Chemical genetics — the use of small molecules to mimic the cellular effects of genetic mutations — has emerged as an important approach for unravelling biological pathways and also for providing chemical starting points for the development of potential drugs that modulate these pathways. However, this strategy typically requires tens of thousands of molecules to be screened in order to identify a few active molecules, and then considerable further effort to establish their underlying mode of action.

Turning this problem on its head, Brent Stockwell and colleagues have now assembled a library of 2,000 compounds with known and well-characterized biological activities, and developed an annotation system that captures all of the available published information on these activities. As described in their paper in Chemistry and Biology, having this knowledge associated with each compound can greatly aid the identification of the mechanisms underlying interesting effects — for example, antiproliferative activity — in cellular screens.

The 2,036 biologically active compounds, which include 514 US FDA-approved drugs, represent 169 broad, primary biological mechanisms, such as antihypertensive, anti-inflammatory and antifungal. Each compound was annotated with a score for each of 12,755 biological mechanisms — comprising the 169 primary mechanism descriptors, 200 Medline terms related to pharmacology and more than 12,000 human gene names — by counting the number of abstracts in Medline that contain both the compound name and a given biological mechanism using automated algorithms.

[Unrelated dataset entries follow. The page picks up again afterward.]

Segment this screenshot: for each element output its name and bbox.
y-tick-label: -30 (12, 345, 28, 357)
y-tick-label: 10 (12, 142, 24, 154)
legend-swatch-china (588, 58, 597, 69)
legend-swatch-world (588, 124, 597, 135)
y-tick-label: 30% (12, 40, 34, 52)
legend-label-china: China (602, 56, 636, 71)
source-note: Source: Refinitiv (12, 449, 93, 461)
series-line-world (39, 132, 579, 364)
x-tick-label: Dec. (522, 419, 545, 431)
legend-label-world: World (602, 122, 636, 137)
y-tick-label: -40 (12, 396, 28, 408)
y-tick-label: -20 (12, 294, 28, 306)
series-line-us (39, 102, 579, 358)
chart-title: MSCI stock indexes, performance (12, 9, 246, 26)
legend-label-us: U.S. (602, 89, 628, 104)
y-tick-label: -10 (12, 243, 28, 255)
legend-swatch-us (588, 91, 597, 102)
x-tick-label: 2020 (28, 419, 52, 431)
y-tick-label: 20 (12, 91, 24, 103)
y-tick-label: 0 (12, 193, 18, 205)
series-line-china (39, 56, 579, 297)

A comparison of the annotated compound library (ACL) with a commercial library typical of those used in high-throughput chemical-genetic screens revealed that it is significantly more structurally diverse. But would it yield more hits in a biological screen? To test their hypothesis that compounds with known biological activity would have a greater probability of being active in new cellular assays than random compounds because their molecular mechanism might be operative in a new context, the authors evaluated the ability of the two libraries to selectively inhibit the proliferation of engineered human tumour cells — an assay that none of the compounds in the ACL had previously been tested in. And indeed, 1% of the ACL compounds were at least fourfold selective for killing tumour cells over normal cells, compared with only 0.01% of the compounds from the commercial library.

Next, the authors tested the ability of the ACL to uncover mechanisms associated with cellular processes. Lung tumour cells were treated with each compound in the library, and 85 compounds had an antiproliferative effect. In a conventional chemical-genetic screen, these compounds would have been the starting point for 85 separate time-consuming target identification projects. However, using the information associated with each compound in the ACL, the authors were able to rapidly identify 28 biological mechanisms that were statistically over-represented in the 85 active compounds. These included both known anticancer mechanisms, confirming the utility of the approach, and also several mechanisms with no previously recognized relationship with cell death, highlighting its potential to identify novel associations. Follow-up experiments with one such novel mechanism showed that several compounds with this mechanism, which would not have been selected a priori as antitumour agents, could selectively kill tumour cells.

So, this method can considerably accelerate the evaluation of numerous mechanisms that might underlie the cellular effects of the compounds in this ACL (information for which is publicly available on the Stockwell lab website). Expanding such ACLs, and introducing further information for each compound, such as effects on gene expression from microarray experiments, has the potential to allow the mechanisms regulating cellular processes to be defined with ever-increasing precision.